PARIS — Remember “Mission Accomplished”? It was May 2003, and the banner on the USS Abraham Lincoln aircraft carrier proclaimed U.S. victory over Iraqi President Saddam Hussein’s regime.
In 2008, the same Republican president who was responsible for the Iraq War, George W. Bush, said the U.S. could not afford to lose in Afghanistan. By September 2011, it was then-French President Nicolas Sarkozy and British Prime Minister David Cameron celebrating their success in Libya. More recently, on Jan. 14, 2014, François Hollande took his turn to declare “victory against terrorism, for democracy, for development” in Mali, one year after the start of Operation Serval. At least for the latest intervention, in the Central African Republic (C.A.R.), the French president plainly recognized that “the work was not done yet” one month after French troops were deployed.
Of course, every military intervention has different objectives and conditions. But since the beginning of the 21st century, wars carried out by the world’s superpowers have had two main purposes: to defeat terror, like in Afghanistan or in Mali, and to protect civilian populations, like in Libya or in the C.A.R. The stated purpose for the war in Iraq was of a different nature: to destroy weapons of mass destruction, which proved nonexistent. Iraq in 2003 was supposed to be America’s test lab for the democratization of the Near and Middle East, and for a global transformation based on the troubling views of neoconservatives.
But, whatever the pretext, all these post-Cold War interventions — in Afghanistan, Iraq, Libya, the C.A.R. and even in the Ivory Coast and Mali — have led to a more or less similar result. In each case, leaders in power were toppled, and a new regime emerged. But can these interventions lead to something beyond organizing elections? To political transitions that allow stability and implementation of the rule of law?
The infamous "Mission Accomplished" banner for President Bush's 2003 speech aboard the U.S.S. Abraham Lincoln (Juan E. Diaz)
We are far from it. Two years after American troops withdrew from Iraq, the country has fallen into a deep political crisis. The conflict between Shiite and Sunni factions has intensified, with the growing presence of groups linked to al-Qaeda. Indirectly, this conflict has consequences in Syria, with the infiltration of fighters from the Islamic State of Iraq and the Levant (ISIL) in the Syrian rebellion.
In 2001, Americans and their allies, backed on the ground by Afghan opposition forces, overthrew the Taliban regime in Kabul, Afghanistan and appointed Hamid Karzai to the presidency in just a few weeks. But now, just a few months before the withdrawal of the American and allied troops and a new presidential election in April, Afghanistan is in chaos once again. Not only are the Taliban still attacking government forces, but al-Qaeda is also getting stronger.
“Fracafrique” is dead
France seems to have had more success — for now — in Sub-Saharan Africa. Partly because, unlike the U.S., Paris has colonial experience that enables the country to return to a familiar ground in the guise of “reluctant police force.”

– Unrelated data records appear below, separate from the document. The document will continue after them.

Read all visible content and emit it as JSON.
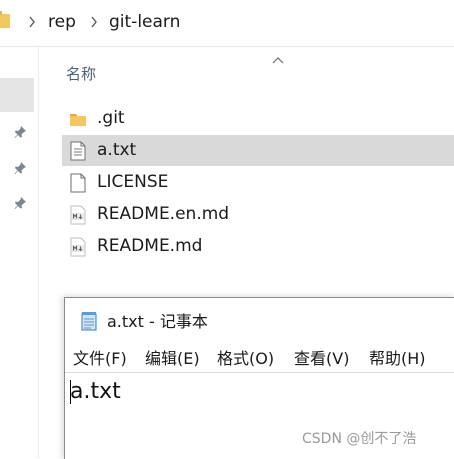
{
  "explorer": {
    "breadcrumb": [
      "rep",
      "git-learn"
    ],
    "column_header": "名称",
    "files": [
      {
        "name": ".git",
        "icon": "folder-icon",
        "selected": false
      },
      {
        "name": "a.txt",
        "icon": "text-file-icon",
        "selected": true
      },
      {
        "name": "LICENSE",
        "icon": "blank-file-icon",
        "selected": false
      },
      {
        "name": "README.en.md",
        "icon": "markdown-file-icon",
        "selected": false
      },
      {
        "name": "README.md",
        "icon": "markdown-file-icon",
        "selected": false
      }
    ],
    "selection_color": "#d9d9d9",
    "folder_color": "#f4c860"
  },
  "notepad": {
    "title": "a.txt - 记事本",
    "menu": [
      "文件(F)",
      "编辑(E)",
      "格式(O)",
      "查看(V)",
      "帮助(H)"
    ],
    "content": "a.txt"
  },
  "watermark": "CSDN @创不了浩"
}
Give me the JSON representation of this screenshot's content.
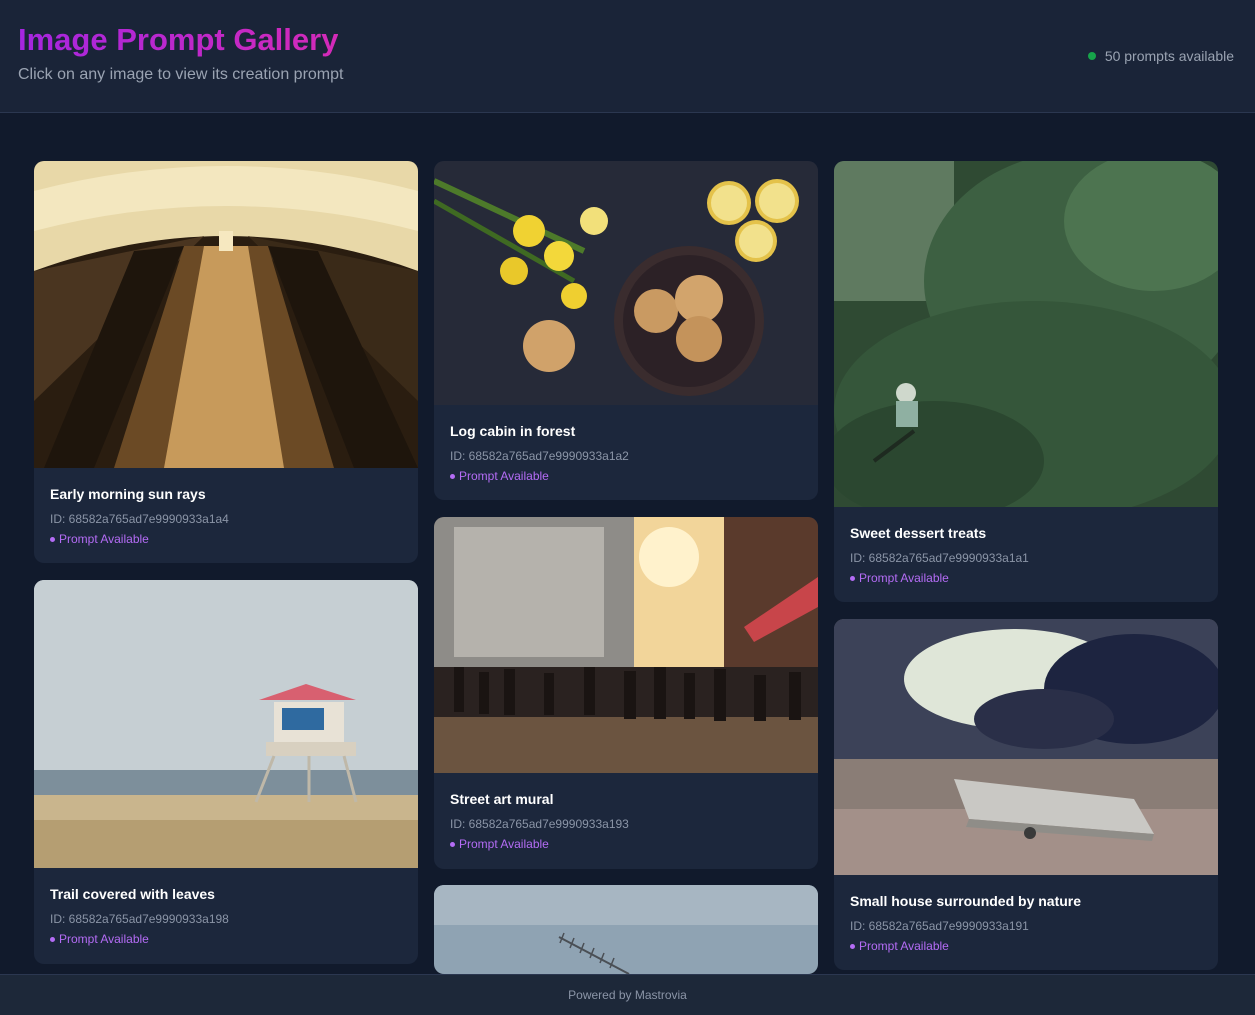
{
  "header": {
    "title": "Image Prompt Gallery",
    "subtitle": "Click on any image to view its creation prompt",
    "count_text": "50 prompts available"
  },
  "cards": [
    {
      "title": "Early morning sun rays",
      "id_text": "ID: 68582a765ad7e9990933a1a4",
      "badge": "Prompt Available"
    },
    {
      "title": "Log cabin in forest",
      "id_text": "ID: 68582a765ad7e9990933a1a2",
      "badge": "Prompt Available"
    },
    {
      "title": "Sweet dessert treats",
      "id_text": "ID: 68582a765ad7e9990933a1a1",
      "badge": "Prompt Available"
    },
    {
      "title": "Trail covered with leaves",
      "id_text": "ID: 68582a765ad7e9990933a198",
      "badge": "Prompt Available"
    },
    {
      "title": "Street art mural",
      "id_text": "ID: 68582a765ad7e9990933a193",
      "badge": "Prompt Available"
    },
    {
      "title": "Small house surrounded by nature",
      "id_text": "ID: 68582a765ad7e9990933a191",
      "badge": "Prompt Available"
    }
  ],
  "footer": {
    "text": "Powered by Mastrovia"
  },
  "colors": {
    "accent": "#b46cf5",
    "status": "#16a34a",
    "background": "#111a2c",
    "card": "#1c273c"
  }
}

Another difference between Iraq and the French interventions in Sub-Saharan Africa is that the latter were carried out with a United Nations mandate and the support of the African Union.
“Françafrique” is dead, but as French Foreign Minister Laurent Fabius has pointed out, France still has influence in Africa, not to mention cultural and historical links. France has also kept stand-by forces there.
But the country must now reexamine its security plan in Sahel. Because victory, even in Mali, could be short-lived. The bases of fighters linked to al-Qaeda in the north of the country have indeed been destroyed, but many of them have dispersed or still maintain a presence, like in Kidal. For lack of stabilization and far away from cries of victory, Libya also remains a hotbed for departure and retreat for these fighters.
Malian President Ibrahim Boubacar Keïta, elected in September 2013 as head of a weakened state and a still-divided nation struggling to resolve tensions with the Tuareg, faces huge challenges. In addition to this, the French and now UN troops are struggling to consolidate their security advances, as the International Crisis Group recently pointed out.
And the task, for Catherine Samba-Panza, the former Bangui mayor elected this week as head of C.A.R., is Dantesque. This might force the French troops into staying longer than announced, like in Mali. Unless the African countries manage to take over and secure the country. But, like in the Middle East or in Central Asia, post-intervention stabilization is not a steady path.